With the Catalyst driver, the UVD3 engine is exposed via XvBA, AMD's exclusive X-Video Bitstream Acceleration API. AMD recently opened up the XvBA interface, but no major media applications have yet adopted the API that is exclusive to AMD hardware and the proprietary driver. There is the VA-API front-end to XvBA as the common solution right now, but even still with the latest Catalyst drivers the XvBA/video implementation can be buggy depending upon several factors. Overall, AMD still has a ways to go to catch up to the NVIDIA Linux playback experience when using VDPAU.

DirectX 11: Obviously, DirectX 11.0 support is not important on Linux. There is the Direct3D 10/11 state tracker for Gallium3D but it is not yet mainline in Mesa and is not really used by anything. Nor has the Wine project expressed any interest in using it for use with the Windows binaries it handles.
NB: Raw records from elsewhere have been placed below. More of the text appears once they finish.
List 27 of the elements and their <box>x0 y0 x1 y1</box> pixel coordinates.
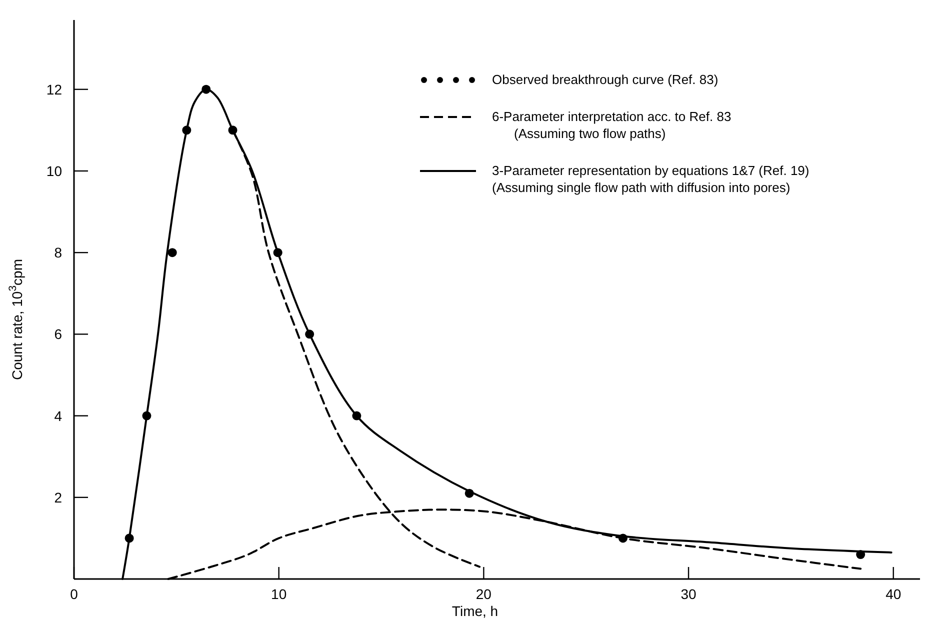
y-tick-label: 8 <box>54 244 62 261</box>
y-tick-label: 12 <box>46 81 62 98</box>
point <box>202 84 211 94</box>
point <box>168 248 177 258</box>
x-axis-title: Time, h <box>452 603 498 619</box>
y-tick-label: 6 <box>54 326 62 342</box>
point <box>856 550 866 560</box>
x-tick-label: 10 <box>271 586 287 602</box>
point <box>228 126 238 135</box>
point <box>305 330 314 339</box>
legend-label: Observed breakthrough curve (Ref. 83) <box>492 72 718 87</box>
point <box>618 534 628 543</box>
y-tick-label: 4 <box>54 408 62 424</box>
y-tick-label: 10 <box>46 162 62 179</box>
x-tick-label: 40 <box>886 586 902 602</box>
point <box>124 534 134 543</box>
point <box>273 248 282 258</box>
x-tick-label: 0 <box>70 586 78 602</box>
point <box>352 411 362 420</box>
point <box>142 411 152 420</box>
legend-label: 6-Parameter interpretation acc. to Ref. 83 (Assuming two flow paths) <box>492 109 732 141</box>
point <box>464 488 474 498</box>
x-tick-label: 20 <box>476 586 492 602</box>
legend-label: 3-Parameter representation by equations 1&7 (Ref. 19) (Assuming single flow path with diffusion into pores) <box>492 163 810 195</box>
x-tick-label: 30 <box>680 586 697 602</box>
y-tick-label: 2 <box>54 489 62 506</box>
point <box>182 126 192 135</box>
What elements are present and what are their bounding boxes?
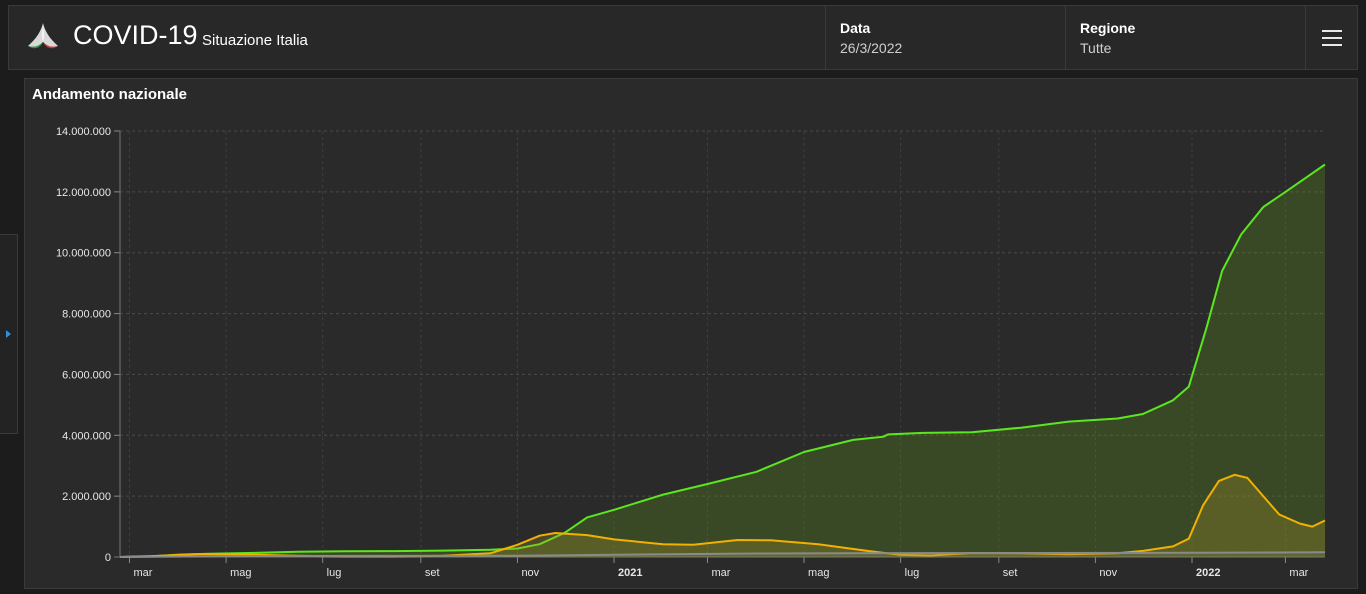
x-tick-label: mar [711,567,730,579]
date-label: Data [840,20,871,36]
region-panel[interactable]: Regione Tutte [1065,6,1305,69]
x-tick-label: set [425,567,440,579]
app-subtitle: Situazione Italia [202,32,308,49]
region-label: Regione [1080,20,1136,36]
x-tick-label: mar [1289,567,1308,579]
x-tick-label: mag [230,567,251,579]
header-bar: COVID-19 Situazione Italia Data 26/3/202… [8,5,1358,70]
x-tick-label: 2021 [618,567,642,579]
protezione-civile-logo [28,23,58,49]
y-tick-label: 2.000.000 [62,491,111,503]
series-2-line [119,551,1326,558]
series-1-area [120,474,1325,557]
date-panel[interactable]: Data 26/3/2022 [825,6,1065,69]
chart-panel: 0 2.000.000 4.000.000 6.000.000 8.000.000 10.… [24,78,1358,589]
region-value[interactable]: Tutte [1080,40,1112,56]
y-tick-label: 4.000.000 [62,430,111,442]
y-tick-label: 10.000.000 [56,248,111,260]
x-tick-label: lug [327,567,342,579]
chart-svg: 0 2.000.000 4.000.000 6.000.000 8.000.000 10.… [56,126,1326,579]
x-tick-label: 2022 [1196,567,1220,579]
x-tick-label: nov [521,567,539,579]
y-tick-label: 12.000.000 [56,187,111,199]
y-tick-label: 6.000.000 [62,369,111,381]
date-value[interactable]: 26/3/2022 [840,40,903,56]
menu-button[interactable] [1305,6,1358,69]
y-tick-label: 8.000.000 [62,309,111,321]
y-tick-label: 0 [105,552,111,564]
triangle-right-icon [6,330,11,338]
hamburger-menu-icon[interactable] [1322,30,1342,46]
x-tick-label: mar [134,567,153,579]
x-tick-label: nov [1099,567,1117,579]
x-tick-label: mag [808,567,829,579]
sidebar-toggle[interactable] [0,234,18,434]
chart-title: Andamento nazionale [32,86,188,103]
series-0-area [120,164,1325,557]
series-0-line [119,163,1326,558]
y-tick-label: 14.000.000 [56,126,111,138]
x-tick-label: set [1003,567,1018,579]
app-title: COVID-19 [73,20,198,50]
x-tick-label: lug [905,567,920,579]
The OpenGL equivalent to DirectX 11 is OpenGL 4.0. By using the Catalyst drivers there is support for the latest OpenGL 3.3/4.1 specification.

If using the open-source driver whether it is classic Mesa or Gallium3D, you are limited to OpenGL 2.1. The Mesa / Gallium3D support for anything beyond OpenGL 2.1 is still quite limited, albeit there are ambitious plans for an OpenGL 4.1 state tracker and ongoing work for OpenGL 3.x in Mesa, but it will be a number of months before any of that fully materializes.

Radeon Cores: As you can tell from the various Phoronix news articles about Fusion or what's been talked about already in this article, there is both open and closed-source support for Fusion hardware under Linux. If you're used the closed-source driver to benefit from the full OpenGL support, all of the available features being supported, and XvBA/UVD3 support, just be sure to run Catalyst 11.2 or later.

If you are after using an AMD E-350 or any other Fusion APU with the open-source stack, you need to be building the components yourself (or find a third-party repository for them on your distribution). The key versions to look for with the open-source Fusion support is the Linux 2.6.38 kernel, Mesa 7.11-devel, libdrm 2.4.24, and xf86-video-ati 6.14.0 and later. In Ubuntu 11.04, Fedora 15, and other upcoming distributions there should be "out of the box" support. Keep in mind though you need to be using the very, very latest code and it was not until this weekend that the kernel components were semi-fixed for Fusion.

Lasting Battery Life For All-Day Computing: As far as the graphics are concerned, the Catalyst driver supports proper power management and in the recent kernels there is open-source Radeon DRM/KMS power management support, but it is not as in-depth as the Catalyst power management. With Fusion APUs it will be interesting though to see how the CPU/GPU sides play along in terms of performance and power management. Unfortunately, as it's an AMD Fusion desktop system we are testing today, we don't have a Fusion netbook/notebook to be able to monitor the battery power consumption in real-time via the Phoronix Test Suite, so we aren't publishing power results in this article.

This initial AMD Fusion APU Linux testing is being done with the E-350 APU in conjunction with an ASUS E35M1-M PRO motherboard. This micro-ATX motherboard is paired with the Zacate E-350 APU, Hudson M1 FCH A50 chipset, an ASUS Energy Processing Unit, ASUS TurboV, an EFI BIOS, USB 3.0 support, Serial ATA 3.0 support. The E35M1-M PRO has two DDR3 system memory slots supporting up to 8GB of DDR3-1066MHz memory, one PCI Express 2.0 x16 slot, one PCI Express 2.0 x1 slot, and two PCI slots. To take advantage of the integrated Radeon HD 6310 graphics on the APU there is single-link DVI, HDMI, and analog D-Sub outputs. There is support for driving two outputs simultaneously, if using the analog D-Sub connector in conjunction with DVI or HDMI, but not both HDMI and DVI simultaneously.